Tribunal do Rio de Janeiro determina pagamento de R$ 20 mil ao herdeiro de Chacrinha após partido utilizar imagem e frase icônica sem autorização

União Brasil é processado por filho de Chacrinha

O partido União Brasil foi condenado a pagar R$ 20 mil ao filho do apresentador José Abelardo Barbosa de Medeiros, conhecido como Chacrinha (1917-1988), por utilizar a imagem e o bordão “estou aqui para confundir, eu não estou aqui para explicar” em material de campanha eleitoral sem a devida autorização. A decisão foi proferida pela juíza Luciana Lopes, da 4ª Vara Empresarial do Tribunal de Justiça do Rio de Janeiro, e cabe recurso.

Segundo o processo, Leleco Barbosa, único herdeiro do artista, afirmou que é titular dos direitos da marca Chacrinha, abrangendo imagem, voz, bordões, figurinos e objetos associados ao apresentador. O herdeiro destacou que o uso não autorizado pelo União Brasil, tanto em redes sociais quanto em propagandas televisivas, gerou constrangimento, especialmente por questionamentos sobre sua lealdade partidária.

O partido alegou que a utilização do bordão e da imagem não tinha finalidade comercial, caracterizando apenas uma citação de frase popular, e que não houve intenção de violar direitos autorais.
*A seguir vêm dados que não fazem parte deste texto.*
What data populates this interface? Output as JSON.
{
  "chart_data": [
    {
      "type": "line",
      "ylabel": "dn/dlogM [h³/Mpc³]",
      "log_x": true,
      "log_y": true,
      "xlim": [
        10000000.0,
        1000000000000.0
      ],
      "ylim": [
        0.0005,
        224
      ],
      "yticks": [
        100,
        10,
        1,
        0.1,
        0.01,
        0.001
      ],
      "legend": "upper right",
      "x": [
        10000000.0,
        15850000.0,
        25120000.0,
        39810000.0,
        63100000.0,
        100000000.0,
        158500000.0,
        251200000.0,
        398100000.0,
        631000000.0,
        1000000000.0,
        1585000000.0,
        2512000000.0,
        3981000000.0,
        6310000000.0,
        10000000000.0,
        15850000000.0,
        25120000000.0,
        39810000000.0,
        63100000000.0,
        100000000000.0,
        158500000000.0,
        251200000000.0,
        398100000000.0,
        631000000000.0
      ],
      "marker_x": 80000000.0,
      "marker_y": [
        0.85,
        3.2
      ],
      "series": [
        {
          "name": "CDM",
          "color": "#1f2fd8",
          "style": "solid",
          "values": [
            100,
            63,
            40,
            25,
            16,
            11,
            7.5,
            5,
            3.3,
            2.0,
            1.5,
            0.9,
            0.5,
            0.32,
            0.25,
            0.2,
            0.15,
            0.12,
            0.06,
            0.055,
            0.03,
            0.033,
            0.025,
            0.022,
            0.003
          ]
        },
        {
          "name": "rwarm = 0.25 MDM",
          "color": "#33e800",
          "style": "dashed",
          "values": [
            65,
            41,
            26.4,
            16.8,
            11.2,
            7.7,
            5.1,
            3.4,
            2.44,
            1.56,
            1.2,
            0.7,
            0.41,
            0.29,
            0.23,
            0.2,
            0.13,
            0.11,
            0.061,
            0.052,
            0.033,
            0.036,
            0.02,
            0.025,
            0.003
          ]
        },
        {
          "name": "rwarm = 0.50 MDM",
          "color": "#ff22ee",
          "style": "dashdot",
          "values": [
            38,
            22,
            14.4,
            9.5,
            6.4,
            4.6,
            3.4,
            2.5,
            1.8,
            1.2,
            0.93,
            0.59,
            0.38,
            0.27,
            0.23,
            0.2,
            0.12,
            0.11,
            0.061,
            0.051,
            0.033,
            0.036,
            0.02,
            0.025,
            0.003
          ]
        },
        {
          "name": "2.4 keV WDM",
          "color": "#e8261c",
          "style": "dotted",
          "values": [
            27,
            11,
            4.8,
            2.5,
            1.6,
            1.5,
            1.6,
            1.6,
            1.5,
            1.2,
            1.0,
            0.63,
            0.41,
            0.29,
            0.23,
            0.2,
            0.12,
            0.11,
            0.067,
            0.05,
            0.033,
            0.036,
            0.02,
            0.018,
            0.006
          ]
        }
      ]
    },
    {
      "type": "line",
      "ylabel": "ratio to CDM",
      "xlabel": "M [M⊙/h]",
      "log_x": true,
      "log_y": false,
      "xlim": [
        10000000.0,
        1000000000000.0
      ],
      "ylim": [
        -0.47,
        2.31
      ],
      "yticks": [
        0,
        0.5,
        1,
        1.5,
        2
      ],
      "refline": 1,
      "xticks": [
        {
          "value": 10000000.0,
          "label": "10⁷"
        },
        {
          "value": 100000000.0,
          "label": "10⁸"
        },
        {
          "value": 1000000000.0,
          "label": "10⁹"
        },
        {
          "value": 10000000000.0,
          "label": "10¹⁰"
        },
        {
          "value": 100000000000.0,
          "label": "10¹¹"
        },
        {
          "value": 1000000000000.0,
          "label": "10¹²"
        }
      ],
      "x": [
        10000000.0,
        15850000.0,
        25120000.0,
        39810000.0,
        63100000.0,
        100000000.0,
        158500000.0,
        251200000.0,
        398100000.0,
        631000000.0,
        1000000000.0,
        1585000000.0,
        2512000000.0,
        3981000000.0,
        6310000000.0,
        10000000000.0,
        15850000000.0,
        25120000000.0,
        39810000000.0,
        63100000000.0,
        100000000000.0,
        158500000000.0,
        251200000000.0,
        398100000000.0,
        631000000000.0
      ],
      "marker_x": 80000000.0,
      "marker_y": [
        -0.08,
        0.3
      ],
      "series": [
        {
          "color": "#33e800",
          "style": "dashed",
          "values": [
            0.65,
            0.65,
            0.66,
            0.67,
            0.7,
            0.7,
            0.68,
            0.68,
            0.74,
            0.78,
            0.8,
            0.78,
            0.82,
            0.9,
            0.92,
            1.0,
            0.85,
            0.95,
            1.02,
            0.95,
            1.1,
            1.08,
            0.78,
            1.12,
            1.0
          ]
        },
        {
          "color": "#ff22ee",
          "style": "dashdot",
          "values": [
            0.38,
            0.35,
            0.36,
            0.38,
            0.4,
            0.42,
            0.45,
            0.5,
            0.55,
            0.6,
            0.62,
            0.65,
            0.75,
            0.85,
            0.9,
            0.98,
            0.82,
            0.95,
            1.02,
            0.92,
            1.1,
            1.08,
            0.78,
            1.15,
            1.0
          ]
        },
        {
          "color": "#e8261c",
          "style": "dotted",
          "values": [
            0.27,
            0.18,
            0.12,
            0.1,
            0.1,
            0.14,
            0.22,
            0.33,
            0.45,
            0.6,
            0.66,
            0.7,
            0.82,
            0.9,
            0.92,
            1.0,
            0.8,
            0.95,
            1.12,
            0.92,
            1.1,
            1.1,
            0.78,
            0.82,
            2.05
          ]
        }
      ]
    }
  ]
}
A juíza, no entanto, concluiu que a obra possui proteção legal e que qualquer reprodução exige prévia autorização do titular dos direitos. A sentença também determinou que o União Brasil arcará com os custos processuais, além de uma compensação por danos materiais que será definida em fase posterior.

Chacrinha foi ícone da televisão brasileira, reconhecido pela irreverência, bordões marcantes e programas de auditório de grande sucesso nas décadas de 1970 e 1980. Entre suas frases mais conhecidas estão “quem não se comunica se trumbica” e o bordão que motivou a ação. O apresentador também era famoso pelos abacaxis distribuídos aos participantes e pelo uso de buzina e figurino extravagante no programa Cassino do Chacrinha na TV Globo.

O advogado do União Brasil, Gustavo Escobar, afirmou que a decisão contém “divergências conceituais graves” e destacou que a sentença mistura regras de marca, direito autoral e direito de imagem. Para ele, a utilização do bordão não configura violação de marca, embora o uso tenha sido considerado indevido pelo tribunal.